Meta compares Brain to LLMs

Meta published an article where they compared the behavior of the brain to large language models. They showed the important differences and similarities underlying the process of text predictions. The research group tested 304 participants with functional magnetic resonance imaging to show how the brain predicts a hierarchy of representations that spans multiple timescales. They also showed that the activations of modern language models linearly map onto the brain responses to speech.

Organoid Intelligence: creating biological computers out of the human brain

A team of researchers published an article on their research on biocomputing. It goes in-depth about the potential of such systems and how to build them. The core idea is to grow brain tissue out of stem cells to use the high energy efficiency and ability to perform complex tasks with organoid-computer interfaces. Instead of copying the human brain with AI, we use it directly as a computing device. Since it is much more likely to develop conscious systems this way, the ethical side of this research is critical. The article also explores the ways this research can help understand our own brain and cognitive diseases. Research like this pushes our understanding of consciousness and intelligence.

Microsoft lets you talk to robots

Microsoft showed how to use chatGPT to control robots with your voice. APIs and Prompts can be designed to enable chatGPT to run the robot. By combining the spoken task with API information, it is possible to let chatGPT generate the code and API calls to execute the task with a given robot. While this is a powerful use case of LLMs it is not a secure way to handle a robot since the safety of the generated code can not be guaranteed.

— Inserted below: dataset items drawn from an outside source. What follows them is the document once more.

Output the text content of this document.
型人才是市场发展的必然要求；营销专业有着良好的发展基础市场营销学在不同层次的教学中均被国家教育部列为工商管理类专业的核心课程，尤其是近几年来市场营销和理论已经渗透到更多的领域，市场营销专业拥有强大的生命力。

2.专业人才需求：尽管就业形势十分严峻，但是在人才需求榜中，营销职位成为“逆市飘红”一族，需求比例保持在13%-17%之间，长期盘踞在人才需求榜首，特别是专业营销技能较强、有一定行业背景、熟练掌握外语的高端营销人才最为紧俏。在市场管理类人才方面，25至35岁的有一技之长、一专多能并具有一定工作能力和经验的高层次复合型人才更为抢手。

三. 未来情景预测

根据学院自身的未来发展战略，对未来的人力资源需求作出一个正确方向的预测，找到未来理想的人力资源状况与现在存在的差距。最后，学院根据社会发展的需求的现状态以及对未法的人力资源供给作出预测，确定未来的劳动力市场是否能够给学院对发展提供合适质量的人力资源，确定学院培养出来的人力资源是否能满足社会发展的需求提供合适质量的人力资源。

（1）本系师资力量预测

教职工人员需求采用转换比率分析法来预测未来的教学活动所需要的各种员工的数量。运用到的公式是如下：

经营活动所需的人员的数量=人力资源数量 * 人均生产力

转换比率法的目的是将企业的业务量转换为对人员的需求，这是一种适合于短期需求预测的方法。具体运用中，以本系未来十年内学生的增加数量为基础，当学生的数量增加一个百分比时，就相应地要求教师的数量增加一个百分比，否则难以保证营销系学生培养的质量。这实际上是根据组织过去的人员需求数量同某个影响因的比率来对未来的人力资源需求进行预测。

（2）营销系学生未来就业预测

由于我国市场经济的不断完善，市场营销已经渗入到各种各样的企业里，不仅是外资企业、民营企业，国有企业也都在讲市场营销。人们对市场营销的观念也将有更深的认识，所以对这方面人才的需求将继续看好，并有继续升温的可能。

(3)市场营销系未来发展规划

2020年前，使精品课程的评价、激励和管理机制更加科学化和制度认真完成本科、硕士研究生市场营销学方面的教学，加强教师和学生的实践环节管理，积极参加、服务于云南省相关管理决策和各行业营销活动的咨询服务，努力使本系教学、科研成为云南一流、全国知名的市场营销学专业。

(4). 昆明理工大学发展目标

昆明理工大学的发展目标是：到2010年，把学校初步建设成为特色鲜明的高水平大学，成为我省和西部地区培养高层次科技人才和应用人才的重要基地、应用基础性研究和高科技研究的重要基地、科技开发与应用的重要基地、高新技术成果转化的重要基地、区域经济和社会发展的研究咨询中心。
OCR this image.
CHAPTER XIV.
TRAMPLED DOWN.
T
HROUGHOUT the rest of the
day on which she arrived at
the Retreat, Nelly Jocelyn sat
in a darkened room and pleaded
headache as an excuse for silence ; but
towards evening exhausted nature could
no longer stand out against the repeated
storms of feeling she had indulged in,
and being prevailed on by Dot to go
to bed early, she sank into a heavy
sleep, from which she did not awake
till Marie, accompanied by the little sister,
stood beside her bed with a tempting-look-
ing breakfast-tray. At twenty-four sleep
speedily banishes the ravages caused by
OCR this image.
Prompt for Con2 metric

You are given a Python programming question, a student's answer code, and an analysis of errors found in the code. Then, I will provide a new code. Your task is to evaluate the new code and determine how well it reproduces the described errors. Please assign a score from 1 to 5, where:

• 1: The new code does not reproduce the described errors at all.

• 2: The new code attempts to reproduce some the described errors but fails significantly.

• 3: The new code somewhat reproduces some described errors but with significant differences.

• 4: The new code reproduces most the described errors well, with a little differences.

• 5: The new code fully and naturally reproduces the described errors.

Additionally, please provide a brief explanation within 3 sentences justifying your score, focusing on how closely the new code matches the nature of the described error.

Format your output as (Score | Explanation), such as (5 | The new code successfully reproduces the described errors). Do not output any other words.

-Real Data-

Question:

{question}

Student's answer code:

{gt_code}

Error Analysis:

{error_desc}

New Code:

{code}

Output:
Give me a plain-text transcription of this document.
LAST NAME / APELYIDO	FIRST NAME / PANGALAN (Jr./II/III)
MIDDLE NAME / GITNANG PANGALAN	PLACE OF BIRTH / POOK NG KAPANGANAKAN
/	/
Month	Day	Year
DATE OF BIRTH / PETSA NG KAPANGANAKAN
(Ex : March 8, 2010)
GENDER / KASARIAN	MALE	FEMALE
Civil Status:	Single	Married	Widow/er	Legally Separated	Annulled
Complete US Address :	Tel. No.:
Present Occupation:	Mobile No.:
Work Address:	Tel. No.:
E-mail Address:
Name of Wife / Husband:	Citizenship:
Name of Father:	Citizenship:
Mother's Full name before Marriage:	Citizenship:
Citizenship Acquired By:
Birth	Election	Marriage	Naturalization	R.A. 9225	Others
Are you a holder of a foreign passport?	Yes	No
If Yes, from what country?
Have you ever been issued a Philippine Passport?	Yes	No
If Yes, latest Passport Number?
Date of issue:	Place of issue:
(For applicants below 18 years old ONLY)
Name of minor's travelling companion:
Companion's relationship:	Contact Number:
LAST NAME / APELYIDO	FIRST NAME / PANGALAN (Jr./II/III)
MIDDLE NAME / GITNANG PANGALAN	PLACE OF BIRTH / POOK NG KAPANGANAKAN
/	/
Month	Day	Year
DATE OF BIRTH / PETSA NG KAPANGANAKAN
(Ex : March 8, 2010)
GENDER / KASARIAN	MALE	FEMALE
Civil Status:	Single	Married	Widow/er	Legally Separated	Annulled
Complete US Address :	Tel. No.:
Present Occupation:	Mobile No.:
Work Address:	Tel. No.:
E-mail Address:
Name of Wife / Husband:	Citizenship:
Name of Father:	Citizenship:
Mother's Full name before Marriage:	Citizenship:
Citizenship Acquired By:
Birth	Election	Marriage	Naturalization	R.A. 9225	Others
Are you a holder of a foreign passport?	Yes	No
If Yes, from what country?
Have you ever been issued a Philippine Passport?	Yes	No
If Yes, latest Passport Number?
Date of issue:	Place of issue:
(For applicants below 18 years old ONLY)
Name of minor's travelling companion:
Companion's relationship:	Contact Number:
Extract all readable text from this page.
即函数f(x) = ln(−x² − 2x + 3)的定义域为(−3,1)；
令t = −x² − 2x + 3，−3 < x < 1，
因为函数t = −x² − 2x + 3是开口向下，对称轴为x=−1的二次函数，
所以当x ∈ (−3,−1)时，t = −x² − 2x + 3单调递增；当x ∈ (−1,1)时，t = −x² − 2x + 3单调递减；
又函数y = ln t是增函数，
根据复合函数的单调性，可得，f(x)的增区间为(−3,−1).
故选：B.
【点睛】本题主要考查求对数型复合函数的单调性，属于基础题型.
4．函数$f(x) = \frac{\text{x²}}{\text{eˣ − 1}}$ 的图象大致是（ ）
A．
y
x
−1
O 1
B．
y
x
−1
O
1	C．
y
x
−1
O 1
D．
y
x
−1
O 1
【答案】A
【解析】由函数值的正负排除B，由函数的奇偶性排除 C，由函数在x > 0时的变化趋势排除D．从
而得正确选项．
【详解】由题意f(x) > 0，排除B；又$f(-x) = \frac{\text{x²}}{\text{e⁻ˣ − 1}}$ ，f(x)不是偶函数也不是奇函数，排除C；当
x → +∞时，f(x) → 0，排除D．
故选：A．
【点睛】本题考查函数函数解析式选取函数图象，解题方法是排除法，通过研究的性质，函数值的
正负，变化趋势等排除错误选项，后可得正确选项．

Microsoft published KOSMOS-1, a multimodal large language model

Microsoft released the paper “Language Is Not All You Need: Aligning Perception with Language Models “, where they introduce their multimodal large language model KOSMOS-1. KOSMOS-1 is still a language model at its core, but it can also use other training data, like images. It shows impressive results in a number of tasks, such as image transcription. It is, therefore, a much more general model than a simple language model and I think this is a step in the right direction for AGI since I believe that language alone is not enough for AGI.